Corporate Social Responsibility (CSR) is supposed to be a link that connects the market economy to sustainable development. It is believed that it is in business’ enlightened self-interest to mitigate its negative impacts and to contribute to social development.
Although there is extensive literature dedicated to development of theories explaining CSR, it still remains a poorly defined phenomenon. Obviously, CSR is an inevitable stage of development of a liberal market economy: CSR strategy incorporated into corporate governance can positively influence a share price or, in case of failures in implementation of CSR practices (we all remember BP oil spill in 2010), this influence can be almost fatal; CSR activity can strengthen a brand perception or destroy it forever etc. In other words, the more sensitive, demanding and educated a particular market, society or government is, the higher the chance that CSR programs are developed, implemented and monitored.
Differences in levels of incorporation of CSR practices into overall corporate strategies appear mainly because in some countries, companies tend to be involved in closer relationships with governmental institutions, in some – a market has a stronger impact, and in other states, where there is a strong developed civil society, companies also have to take into consideration interests of this particular group of institutions. However, it is worth noting that the third group, the group of civil institutions, is unlikely to be well developed in those countries, where the first two groups of institutions are developed poorly. Thus, generally speaking, institutional theory is concerned with an organizations’ pursuit of legitimacy within a given environment and attempt to match by structure and shape with these environments.

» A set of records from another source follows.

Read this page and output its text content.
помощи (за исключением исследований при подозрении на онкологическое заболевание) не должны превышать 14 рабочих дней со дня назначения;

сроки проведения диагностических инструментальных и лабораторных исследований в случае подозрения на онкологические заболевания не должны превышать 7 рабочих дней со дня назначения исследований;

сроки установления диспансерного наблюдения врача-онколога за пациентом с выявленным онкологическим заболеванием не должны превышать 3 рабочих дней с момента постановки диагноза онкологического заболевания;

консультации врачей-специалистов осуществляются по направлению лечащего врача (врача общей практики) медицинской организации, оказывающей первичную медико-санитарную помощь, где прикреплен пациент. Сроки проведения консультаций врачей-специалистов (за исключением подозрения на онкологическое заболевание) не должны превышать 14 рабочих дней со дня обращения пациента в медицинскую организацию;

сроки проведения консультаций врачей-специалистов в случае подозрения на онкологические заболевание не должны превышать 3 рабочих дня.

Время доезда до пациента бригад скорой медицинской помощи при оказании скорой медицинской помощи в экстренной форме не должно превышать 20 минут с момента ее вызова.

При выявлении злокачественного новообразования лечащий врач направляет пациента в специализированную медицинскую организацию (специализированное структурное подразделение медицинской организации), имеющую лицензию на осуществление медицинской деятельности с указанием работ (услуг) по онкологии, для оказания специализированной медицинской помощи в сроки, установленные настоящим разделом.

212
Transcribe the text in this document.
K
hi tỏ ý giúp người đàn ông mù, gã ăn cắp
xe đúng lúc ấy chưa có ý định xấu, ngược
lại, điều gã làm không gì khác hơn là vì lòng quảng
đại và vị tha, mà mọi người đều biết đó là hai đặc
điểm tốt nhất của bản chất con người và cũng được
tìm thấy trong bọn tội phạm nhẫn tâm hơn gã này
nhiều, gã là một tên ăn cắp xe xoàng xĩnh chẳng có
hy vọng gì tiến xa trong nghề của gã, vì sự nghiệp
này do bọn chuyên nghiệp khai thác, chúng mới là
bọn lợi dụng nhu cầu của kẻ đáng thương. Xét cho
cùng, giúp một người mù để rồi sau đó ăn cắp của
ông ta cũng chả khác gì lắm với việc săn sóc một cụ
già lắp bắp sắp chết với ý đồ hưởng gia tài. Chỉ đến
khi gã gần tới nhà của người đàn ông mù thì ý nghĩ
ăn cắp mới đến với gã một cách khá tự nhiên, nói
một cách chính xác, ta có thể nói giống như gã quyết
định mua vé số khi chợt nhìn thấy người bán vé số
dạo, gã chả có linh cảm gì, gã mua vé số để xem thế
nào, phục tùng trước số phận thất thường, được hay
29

Let’s take post-Soviet states with still forming market economies, remaining close relationships with governments (including corruption issues) and weak civil institutions as an example. To what extent do local businesses engage in social or ecological activity? And what is the difference between their activities and those of companies from Western Europe, Australia, or the USA? Undeniably, such things as stimuli for CSR and forms of CSR will differentiate, and, what is more important, the speed of CSR development will vary as well, which means globally we will witness multiple speed CSR.
Therefore, focusing on the institutional drivers of CSR is important because companies are interlinked with a wide range of political, economic and social, formal and informal institutions that affect their behaviour. At the same time, it is also necessary to take into consideration that companies not only adapt to institutional contexts, but also frequently play an active role in shaping those contexts, which means that the only feasible way to make business all over the world conscious and responsible is further liberalization and closer collaboration between companies, governments and societies.
Still, one question is what tools to choose in order to minimize these gaps between regions and adjust business attitudes. Should they be new types of taxes, stricter forms of regulations and punishments, strengthened blaming and shaming activities of NGOs and media, or better social education? And another question: is it possible at all?